Joe is pictured playing the Groucho Club’s Peter Blake piano in the Blackheath gallery on their opening night (May 1st 2015). A big thank you to the Groucho club for lending me their prized piano, signed by Sir Peter Blake, for the night. It stole the show!! Joe is hoping to exhibit his own work at the gallery later this year, so was very happy to play a part in their opening night.
Update: Joe is currently preparing new works for another exhibition at The Ivy in February 2016…
Tuesday 24th February 2015 was a big night and no mistake. Joe staged his first private view as painter at The Ivy Club’s Loft – a chance for members, guests and visitors to see 22 canvasses, fresh from his workshop.
Writing in the exhibition notes Joe spoke about how an already busy pianist became an even-busier painter:
“Painting the composers came from seeing many a dull black and white photo of them, or for the earlier ones, an over-serious portrait that had no bearing on their kaleidoscopic musical output. I set about painting them as I heard them and began work on Debussy, Beethoven, Mozart (for Classic FM), Elgar, Bach, Khachaturian.

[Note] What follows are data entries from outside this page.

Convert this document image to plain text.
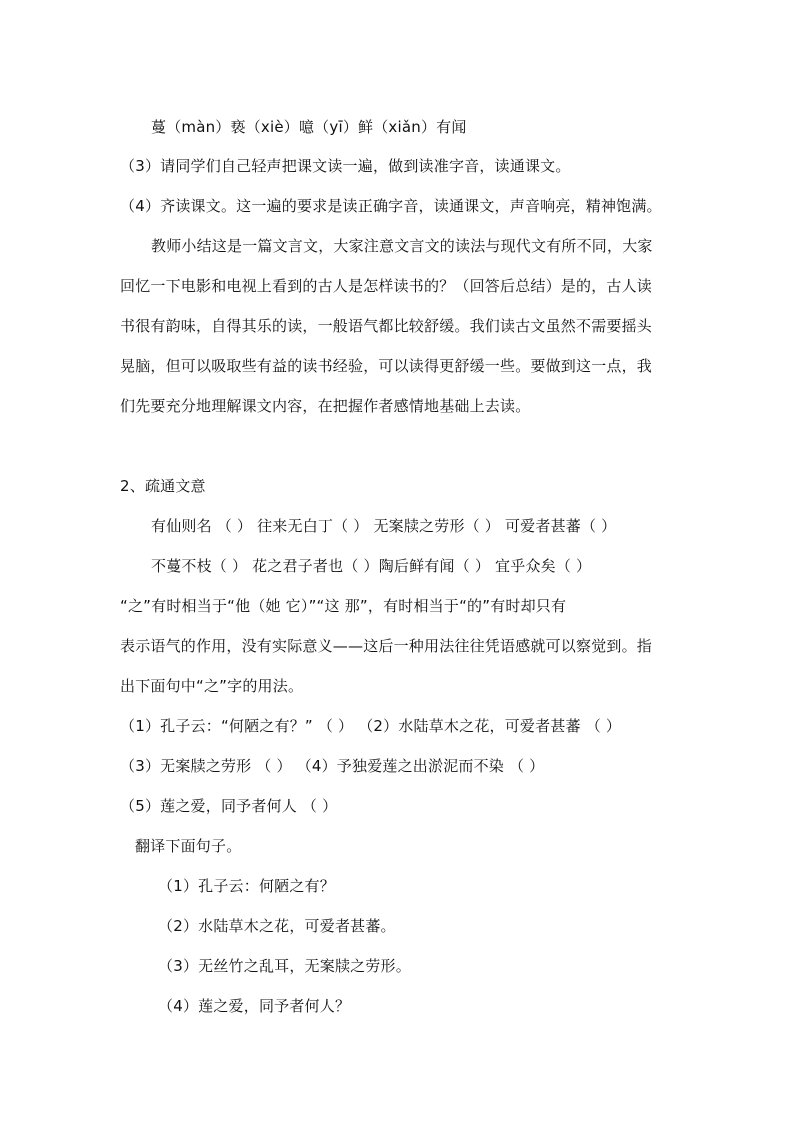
蔓（màn）亵（xiè）噫（yī）鲜（xiǎn）有闻
（3）请同学们自己轻声把课文读一遍，做到读准字音，读通课文。
（4）齐读课文。这一遍的要求是读正确字音，读通课文，声音响亮，精神饱满。
教师小结这是一篇文言文，大家注意文言文的读法与现代文有所不同，大家
回忆一下电影和电视上看到的古人是怎样读书的？（回答后总结）是的，古人读
书很有韵味，自得其乐的读，一般语气都比较舒缓。我们读古文虽然不需要摇头
晃脑，但可以吸取些有益的读书经验，可以读得更舒缓一些。要做到这一点，我
们先要充分地理解课文内容，在把握作者感情地基础上去读。
2、疏通文意
有仙则名 （ ） 往来无白丁（ ） 无案牍之劳形（ ） 可爱者甚蕃（ ）
不蔓不枝（ ） 花之君子者也（ ）陶后鲜有闻（ ） 宜乎众矣（ ）
“之”有时相当于“他（她 它）”“这 那”，有时相当于“的”有时却只有
表示语气的作用，没有实际意义——这后一种用法往往凭语感就可以察觉到。指
出下面句中“之”字的用法。
（1）孔子云：“何陋之有？” （ ） （2）水陆草木之花，可爱者甚蕃 （ ）
（3）无案牍之劳形 （ ） （4）予独爱莲之出淤泥而不染 （ ）
（5）莲之爱，同予者何人 （ ）
翻译下面句子。
（1）孔子云：何陋之有？
（2）水陆草木之花，可爱者甚蕃。
（3）无丝竹之乱耳，无案牍之劳形。
（4）莲之爱，同予者何人？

When I paint jazz musician friends it feels very similar to playing music with them. It was a short step from jazz musicians to ballet dancers. There are visual parallels between men holding double basses and men holding dancers legs. My goal is to try to paint the music and the dance rather than just the musician or the dancer. That’s my holy grail. That is why I paint.”
Needless to say the show quickly became a party. In addition to over 150 guests, Jessie Buckley dropped by to sing a few numbers, joining Joe and a seemingly endless parade of London’s jazz greatest saxophonists, double bassists, pianists, and even a marimba player. What followed was a jazz jam watched over by paintings of so many other musicians – Claude Debussy, Miles Davis, Aram Khachaturian, Ibrahim Ferrer and Ludwig van Beethoven, to name but a few.
The exhibition continues until 28th February in The Loft, at the Ivy Club.